“Marseille is one of the sunniest cities in France and is also by the sea,” says Adrian Garcin, lead architect and CEO of French studio TAUTEM Architecture, “so it has a very particular light that we were influenced by in this project.” He’s discussing the recently completed Antoine de Ruffi School, a 4,150-square-metre complex comprising a nursery and elementary school in the new Euroméditerranée district of the southern French city.
Designed by his Montpellier-based practice alongside Paris agency Bmc2, the sprawling concrete building houses (among other things) 22 classrooms for children aged three to 11 and features alluring geometries, brutalist as well as Mediterranean references and monolithic volumes that ground the four-storey facility in the rapidly changing ex-industrial port area.
Nestled amid construction sites for several high-rise apartments and office buildings, the school’s principal facades respond to both context and climate to create a strong identity while providing added solar protection throughout the day. “We were influenced by the architecture of the Maghreb region of Africa in regard to the building’s mineral quality and the scale of the windows,” says Garcin.
To that end, the port-facing elevations are defined by a rigid colonnade of hexagonal columns. The city-facing frontages, meanwhile, are sculpted by angled recessed windows of various sizes and pillars that wrap around a grand internal staircase.

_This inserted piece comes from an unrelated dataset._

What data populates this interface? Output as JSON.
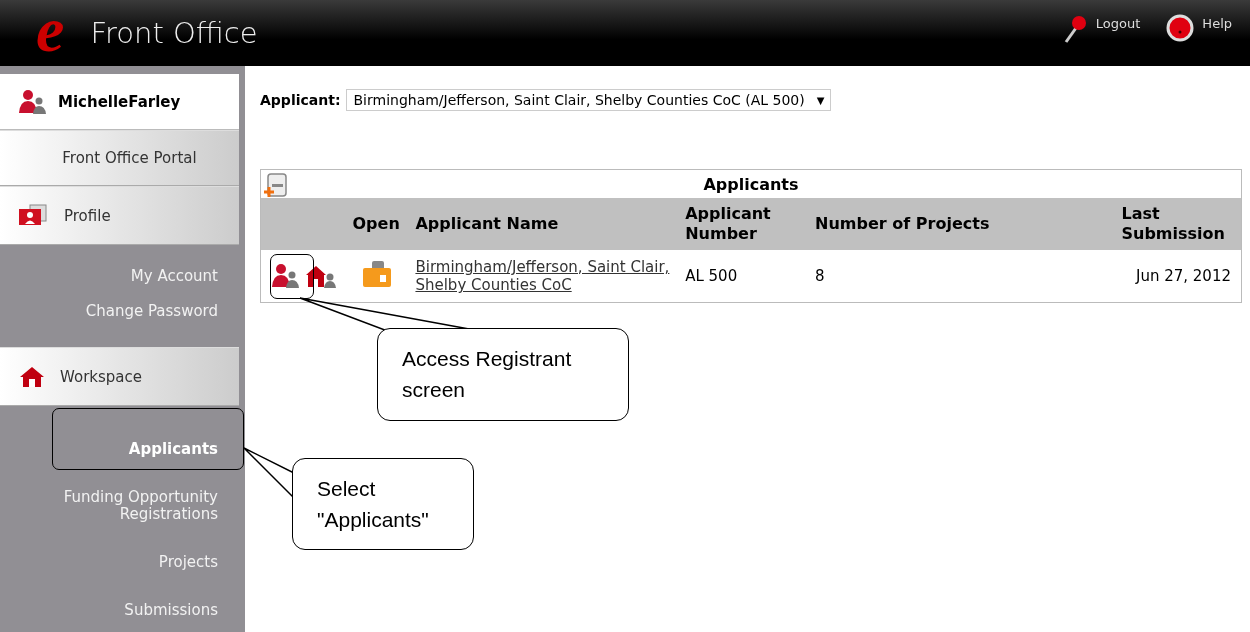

The unusual “mineral quality” was achieved through the use of a light sand–toned, low-carbon concrete composed of granulates from quarries north of Marseille and slag from the blast furnaces in Fos-sur-Mer just west of the site. (The latter made it possible to soften the hue of the cement without additives.)

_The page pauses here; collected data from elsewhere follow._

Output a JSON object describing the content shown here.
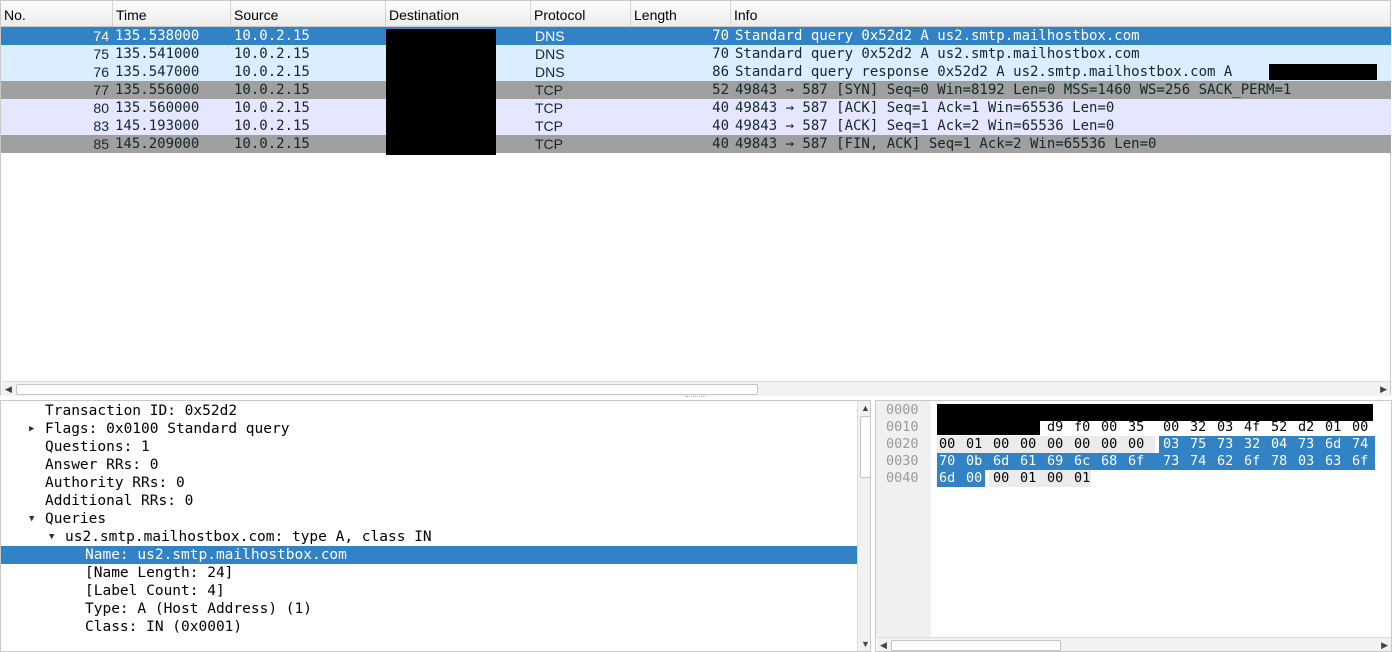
{
  "packet_list": {
    "columns": [
      "No.",
      "Time",
      "Source",
      "Destination",
      "Protocol",
      "Length",
      "Info"
    ],
    "rows": [
      {
        "no": "74",
        "time": "135.538000",
        "source": "10.0.2.15",
        "protocol": "DNS",
        "length": "70",
        "info": "Standard query 0x52d2 A us2.smtp.mailhostbox.com",
        "bg": "#3282c6",
        "fg": "#ffffff"
      },
      {
        "no": "75",
        "time": "135.541000",
        "source": "10.0.2.15",
        "protocol": "DNS",
        "length": "70",
        "info": "Standard query 0x52d2 A us2.smtp.mailhostbox.com",
        "bg": "#daeeff",
        "fg": "#12272e"
      },
      {
        "no": "76",
        "time": "135.547000",
        "source": "10.0.2.15",
        "protocol": "DNS",
        "length": "86",
        "info": "Standard query response 0x52d2 A us2.smtp.mailhostbox.com A",
        "bg": "#daeeff",
        "fg": "#12272e"
      },
      {
        "no": "77",
        "time": "135.556000",
        "source": "10.0.2.15",
        "protocol": "TCP",
        "length": "52",
        "info": "49843 → 587 [SYN] Seq=0 Win=8192 Len=0 MSS=1460 WS=256 SACK_PERM=1",
        "bg": "#a0a0a0",
        "fg": "#12272e"
      },
      {
        "no": "80",
        "time": "135.560000",
        "source": "10.0.2.15",
        "protocol": "TCP",
        "length": "40",
        "info": "49843 → 587 [ACK] Seq=1 Ack=1 Win=65536 Len=0",
        "bg": "#e7e6ff",
        "fg": "#12272e"
      },
      {
        "no": "83",
        "time": "145.193000",
        "source": "10.0.2.15",
        "protocol": "TCP",
        "length": "40",
        "info": "49843 → 587 [ACK] Seq=1 Ack=2 Win=65536 Len=0",
        "bg": "#e7e6ff",
        "fg": "#12272e"
      },
      {
        "no": "85",
        "time": "145.209000",
        "source": "10.0.2.15",
        "protocol": "TCP",
        "length": "40",
        "info": "49843 → 587 [FIN, ACK] Seq=1 Ack=2 Win=65536 Len=0",
        "bg": "#a0a0a0",
        "fg": "#12272e"
      }
    ]
  },
  "details": {
    "lines": [
      {
        "text": "Transaction ID: 0x52d2",
        "indent": 0,
        "twist": ""
      },
      {
        "text": "Flags: 0x0100 Standard query",
        "indent": 0,
        "twist": "collapsed"
      },
      {
        "text": "Questions: 1",
        "indent": 0,
        "twist": ""
      },
      {
        "text": "Answer RRs: 0",
        "indent": 0,
        "twist": ""
      },
      {
        "text": "Authority RRs: 0",
        "indent": 0,
        "twist": ""
      },
      {
        "text": "Additional RRs: 0",
        "indent": 0,
        "twist": ""
      },
      {
        "text": "Queries",
        "indent": 0,
        "twist": "expanded"
      },
      {
        "text": "us2.smtp.mailhostbox.com: type A, class IN",
        "indent": 1,
        "twist": "expanded"
      },
      {
        "text": "Name: us2.smtp.mailhostbox.com",
        "indent": 2,
        "twist": "",
        "selected": true
      },
      {
        "text": "[Name Length: 24]",
        "indent": 2,
        "twist": ""
      },
      {
        "text": "[Label Count: 4]",
        "indent": 2,
        "twist": ""
      },
      {
        "text": "Type: A (Host Address) (1)",
        "indent": 2,
        "twist": ""
      },
      {
        "text": "Class: IN (0x0001)",
        "indent": 2,
        "twist": ""
      }
    ]
  },
  "bytes": {
    "offsets": [
      "0000",
      "0010",
      "0020",
      "0030",
      "0040"
    ],
    "rows": [
      [],
      [
        "",
        "",
        "",
        "",
        "d9",
        "f0",
        "00",
        "35",
        "00",
        "32",
        "03",
        "4f",
        "52",
        "d2",
        "01",
        "00"
      ],
      [
        "00",
        "01",
        "00",
        "00",
        "00",
        "00",
        "00",
        "00",
        "03",
        "75",
        "73",
        "32",
        "04",
        "73",
        "6d",
        "74"
      ],
      [
        "70",
        "0b",
        "6d",
        "61",
        "69",
        "6c",
        "68",
        "6f",
        "73",
        "74",
        "62",
        "6f",
        "78",
        "03",
        "63",
        "6f"
      ],
      [
        "6d",
        "00",
        "00",
        "01",
        "00",
        "01"
      ]
    ]
  },
  "colors": {
    "selection": "#3282c6",
    "dns_row": "#daeeff",
    "tcp_row": "#e7e6ff",
    "tcp_flag_row": "#a0a0a0"
  }
}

“The colour of the concrete is lighter than usual,” says the architect. “It’s perfect for Marseille, a stone city, and is the same shade as many of the surrounding industrial buildings.” Furthermore, the material was cast in situ, which, in addition to requiring no noisy and polluting mixer trucks, allowed for greater control over the final colour and texture. This meant that certain areas could be sandblasted to create an interplay between rough and smooth.
The interiors of the building, however, couldn’t be more different from the imposing envelope. Here, the architects sought to make the spaces warm, approachable and energetic. The two entrance areas feature banquette-style timber benches that curve up to clad the wall and ceiling, while the same larch (sourced from the southeastern Alps) is used as panelling between classrooms and in circulation areas.
It was also made into built-in furniture and elements such as shelves, cabinets, sliding panels and external seating areas. Spots of colour are provided throughout the building in the form of yellow, blue, green and orange acoustic ceiling coffers installed between exposed concrete ridges, which in turn feature integrated lighting.
Perhaps the most beautiful aspect of the project is the generosity of its views and outdoor spaces. Smaller children have the use of a large ground-floor playground replete with young trees, equipment and colourful islands, while the older ones are given the run of an L-shaped courtyard on the second floor with a soaring double-height covered area.
Both offer dazzling vistas of the port. It’s these qualities that make the Antoine de Ruffi School a relatively rare beast: a child-friendly design with an undeniable civic presence.
In Marseille, a Sprawling School Embodies its Post-Industrial Context
Mixing brutalist and Mediterranean references with a sustainable ethos, the Antoine de Ruffi school by TAUTEM Architecture and Bmc2 is a child-friendly civic wonder.